The policeman that morning had been helpful, if over-interested, and since policemen directed traffic, they ought to have the information I wanted. I found one of them standing on a streetcorner looking not too busy, and asked him, and if his hair hadn't been brown instead of reddish (and only half there) I'd have thought it was the same one I talked to before. He wanted to know how old I was, and where was I from, and what I was doing there, and did I have a car, and was I sure I was nineteen?

Well, of course, I wasn't sure, but they'd told me that by the local reckoning, that was my approximate age. And I almost slipped and said I had a car, until I realized that I didn't have a right to drive one till I had a license. After he asked that one question, I began to feel suspicious about everything else he asked, and the interest he expressed. He was helpful, but I had to remember too, that it was the police who were charged with watching for suspicious characters, and—well, it was the last time I asked a policeman for information.

He did tell me where I could rent a car to take my road test, though, and where to apply for the test. The Courthouse turned out to be the big building behind the square where I'd parked the car that morning, and arranging for the test turned out to be much simpler than, by then, I expected it to be. In a way, I suppose, all the questions I had to answer when I talked to the policeman had prepared me for the official session—though they didn't seem nearly so inquisitive there.

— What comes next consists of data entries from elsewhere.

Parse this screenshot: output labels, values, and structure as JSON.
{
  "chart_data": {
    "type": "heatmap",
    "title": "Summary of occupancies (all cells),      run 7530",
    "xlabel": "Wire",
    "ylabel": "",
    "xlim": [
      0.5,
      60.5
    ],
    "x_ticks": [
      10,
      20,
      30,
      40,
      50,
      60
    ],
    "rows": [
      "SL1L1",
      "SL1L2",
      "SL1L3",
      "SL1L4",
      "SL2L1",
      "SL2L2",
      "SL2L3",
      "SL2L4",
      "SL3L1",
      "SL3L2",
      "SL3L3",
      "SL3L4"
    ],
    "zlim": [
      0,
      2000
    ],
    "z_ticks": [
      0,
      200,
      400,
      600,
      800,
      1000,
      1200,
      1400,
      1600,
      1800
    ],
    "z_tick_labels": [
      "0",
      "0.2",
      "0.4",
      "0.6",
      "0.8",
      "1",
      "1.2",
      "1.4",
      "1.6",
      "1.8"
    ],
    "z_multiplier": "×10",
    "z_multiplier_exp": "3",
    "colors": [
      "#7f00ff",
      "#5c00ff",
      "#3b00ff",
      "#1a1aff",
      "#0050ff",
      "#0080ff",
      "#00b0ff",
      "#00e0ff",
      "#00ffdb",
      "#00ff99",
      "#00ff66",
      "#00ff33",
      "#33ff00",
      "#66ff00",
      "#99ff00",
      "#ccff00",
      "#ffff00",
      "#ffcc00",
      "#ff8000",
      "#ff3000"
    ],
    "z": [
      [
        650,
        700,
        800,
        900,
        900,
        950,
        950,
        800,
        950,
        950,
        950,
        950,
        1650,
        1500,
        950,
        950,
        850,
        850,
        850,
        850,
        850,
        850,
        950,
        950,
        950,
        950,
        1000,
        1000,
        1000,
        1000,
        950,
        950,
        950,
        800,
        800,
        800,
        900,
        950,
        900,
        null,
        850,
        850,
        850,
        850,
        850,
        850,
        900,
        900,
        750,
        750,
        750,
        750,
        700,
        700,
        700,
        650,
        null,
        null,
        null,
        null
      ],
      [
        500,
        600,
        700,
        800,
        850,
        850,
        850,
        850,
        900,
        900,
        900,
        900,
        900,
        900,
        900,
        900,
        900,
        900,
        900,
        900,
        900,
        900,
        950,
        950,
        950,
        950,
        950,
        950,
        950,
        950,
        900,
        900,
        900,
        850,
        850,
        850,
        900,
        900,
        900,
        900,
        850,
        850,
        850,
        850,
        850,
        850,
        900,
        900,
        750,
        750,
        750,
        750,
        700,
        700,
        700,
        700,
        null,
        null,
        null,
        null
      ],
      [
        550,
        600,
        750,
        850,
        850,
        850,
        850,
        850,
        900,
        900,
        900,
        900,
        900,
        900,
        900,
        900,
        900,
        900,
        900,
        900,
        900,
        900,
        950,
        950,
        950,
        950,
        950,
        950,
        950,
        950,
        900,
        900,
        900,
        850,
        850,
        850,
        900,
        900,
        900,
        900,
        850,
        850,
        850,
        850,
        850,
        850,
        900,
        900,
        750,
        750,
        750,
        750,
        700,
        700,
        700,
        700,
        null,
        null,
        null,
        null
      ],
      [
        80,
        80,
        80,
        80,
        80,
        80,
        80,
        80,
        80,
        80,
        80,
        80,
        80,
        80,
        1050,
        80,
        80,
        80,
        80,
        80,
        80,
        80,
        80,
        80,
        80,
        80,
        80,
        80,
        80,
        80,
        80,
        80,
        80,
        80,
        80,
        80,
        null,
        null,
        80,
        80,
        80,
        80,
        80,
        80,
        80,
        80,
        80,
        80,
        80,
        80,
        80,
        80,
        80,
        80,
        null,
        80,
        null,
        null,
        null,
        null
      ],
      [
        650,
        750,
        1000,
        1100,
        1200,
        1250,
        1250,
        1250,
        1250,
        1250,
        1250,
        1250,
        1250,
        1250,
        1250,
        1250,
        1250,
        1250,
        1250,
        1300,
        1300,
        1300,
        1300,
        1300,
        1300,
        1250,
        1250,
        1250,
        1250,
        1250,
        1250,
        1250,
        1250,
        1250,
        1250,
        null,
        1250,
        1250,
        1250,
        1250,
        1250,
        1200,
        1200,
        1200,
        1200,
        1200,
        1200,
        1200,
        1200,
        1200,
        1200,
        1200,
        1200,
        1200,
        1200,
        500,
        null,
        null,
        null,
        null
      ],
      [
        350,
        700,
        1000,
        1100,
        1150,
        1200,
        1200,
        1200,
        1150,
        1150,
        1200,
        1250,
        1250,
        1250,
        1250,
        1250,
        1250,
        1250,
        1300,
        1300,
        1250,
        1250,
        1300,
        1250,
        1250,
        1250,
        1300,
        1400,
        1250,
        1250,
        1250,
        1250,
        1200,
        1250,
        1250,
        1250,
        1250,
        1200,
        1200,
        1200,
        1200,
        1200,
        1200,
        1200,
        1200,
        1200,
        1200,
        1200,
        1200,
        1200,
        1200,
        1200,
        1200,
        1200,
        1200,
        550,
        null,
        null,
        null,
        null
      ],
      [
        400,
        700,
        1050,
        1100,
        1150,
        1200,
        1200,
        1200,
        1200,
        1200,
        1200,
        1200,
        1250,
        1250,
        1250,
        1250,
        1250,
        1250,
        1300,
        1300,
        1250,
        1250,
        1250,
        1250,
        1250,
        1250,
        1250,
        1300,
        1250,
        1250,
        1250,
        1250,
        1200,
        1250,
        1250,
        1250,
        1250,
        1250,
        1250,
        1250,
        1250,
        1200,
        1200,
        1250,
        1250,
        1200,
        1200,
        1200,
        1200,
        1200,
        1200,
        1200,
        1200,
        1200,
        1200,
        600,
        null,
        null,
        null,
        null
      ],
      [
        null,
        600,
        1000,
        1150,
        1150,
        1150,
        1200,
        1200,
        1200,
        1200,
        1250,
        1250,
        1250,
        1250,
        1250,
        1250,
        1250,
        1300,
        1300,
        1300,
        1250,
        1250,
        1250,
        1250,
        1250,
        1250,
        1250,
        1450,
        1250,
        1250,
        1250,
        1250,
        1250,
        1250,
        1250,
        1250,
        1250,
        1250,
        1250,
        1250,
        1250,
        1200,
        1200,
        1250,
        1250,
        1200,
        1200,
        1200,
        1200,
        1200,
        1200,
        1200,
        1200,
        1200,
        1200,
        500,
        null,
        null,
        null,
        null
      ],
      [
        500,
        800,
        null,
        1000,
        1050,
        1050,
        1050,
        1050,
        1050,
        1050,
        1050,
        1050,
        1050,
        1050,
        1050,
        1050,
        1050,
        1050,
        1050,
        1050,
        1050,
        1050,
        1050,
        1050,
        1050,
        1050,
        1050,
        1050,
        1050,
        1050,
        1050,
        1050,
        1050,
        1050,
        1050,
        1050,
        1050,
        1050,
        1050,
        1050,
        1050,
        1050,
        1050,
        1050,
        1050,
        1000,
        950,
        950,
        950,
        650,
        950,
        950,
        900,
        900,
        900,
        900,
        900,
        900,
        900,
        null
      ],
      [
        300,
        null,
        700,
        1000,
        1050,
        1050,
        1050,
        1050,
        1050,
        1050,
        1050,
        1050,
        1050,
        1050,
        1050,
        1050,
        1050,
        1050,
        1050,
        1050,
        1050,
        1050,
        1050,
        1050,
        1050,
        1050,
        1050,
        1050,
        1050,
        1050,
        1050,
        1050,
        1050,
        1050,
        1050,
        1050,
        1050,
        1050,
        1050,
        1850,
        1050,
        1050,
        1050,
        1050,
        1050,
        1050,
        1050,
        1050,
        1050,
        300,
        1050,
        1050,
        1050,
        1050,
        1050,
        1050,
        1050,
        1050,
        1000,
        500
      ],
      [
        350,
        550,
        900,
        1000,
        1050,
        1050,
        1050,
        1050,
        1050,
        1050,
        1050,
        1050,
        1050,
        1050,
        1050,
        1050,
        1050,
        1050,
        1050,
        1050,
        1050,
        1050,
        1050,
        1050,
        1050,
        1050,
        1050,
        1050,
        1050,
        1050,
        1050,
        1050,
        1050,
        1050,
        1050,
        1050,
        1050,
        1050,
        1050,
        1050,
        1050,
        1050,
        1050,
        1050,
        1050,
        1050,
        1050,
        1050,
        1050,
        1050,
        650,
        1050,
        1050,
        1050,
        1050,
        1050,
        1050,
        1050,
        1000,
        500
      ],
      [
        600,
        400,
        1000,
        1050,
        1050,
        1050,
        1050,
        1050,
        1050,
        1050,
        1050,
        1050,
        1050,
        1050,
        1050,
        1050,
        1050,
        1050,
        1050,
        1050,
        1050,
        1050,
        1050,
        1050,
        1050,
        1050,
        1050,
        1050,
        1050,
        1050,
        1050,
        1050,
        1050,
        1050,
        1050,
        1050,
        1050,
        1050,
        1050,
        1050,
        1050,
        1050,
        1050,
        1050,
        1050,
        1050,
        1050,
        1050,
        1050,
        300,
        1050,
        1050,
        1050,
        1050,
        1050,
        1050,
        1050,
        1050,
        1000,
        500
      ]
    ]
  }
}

By this time, I'd come to expect that they wouldn't believe my age when I told them. The woman at the window behind the counter wanted to see a "birth certificate," and I produced the one piece of identification I had; an ancient and yellowed document they had kept for me all these years. From the information it contained, I suspected it might even be a birth certificate; whether or not, it apparently satisfied her, and after that all she wanted was things like my address and height and weight. Fortunately, they had taken the trouble, back on the ship, to determine these statistics for me, because things like that were always coming up on television shows, especially when people were being questioned by the police. For the address, of course, I used the motel. The rest I knew, and I guess we had the figures close enough to right so that at least the woman didn't question any of it.

I had my road test about half an hour later, in a rented car, and the examiner said I did very well. He seemed surprised, and I don't wonder, considering the way most of those people contrive to mismanage a simple mechanism like an automobile. I guess when they say Earth is still in the Mechanical Age, what they mean is that humans are just learning about machines.


The biggest single stroke of luck I had at any time came during that road test. We passed a public-looking building with a sign in front that I didn't understand.

"What's that place?" I asked the examiner, and he said, as if anyone would know what he meant, "That? Oh—the Library."

I looked it up in my dictionary as soon as I was done at the License Bureau, and when I found out what it was, everything became a great deal simpler.

There was a woman who worked there, who showed me, without any surprise at my ignorance, just how the card catalogue worked, and what the numbering system meant; she didn't ask me how old I was, or any other questions, or demand any proof of any kind to convince her I had a right to use the place. She didn't even bother me much with questions about what I was looking for. I told her there were a lot of things I wanted to know, and she seemed to think that was a good answer, and said if she could help me any way, not to hesitate to ask, and then she left me alone with those drawers and drawers full of letter-and-number keys to all the mysteries of an alien world.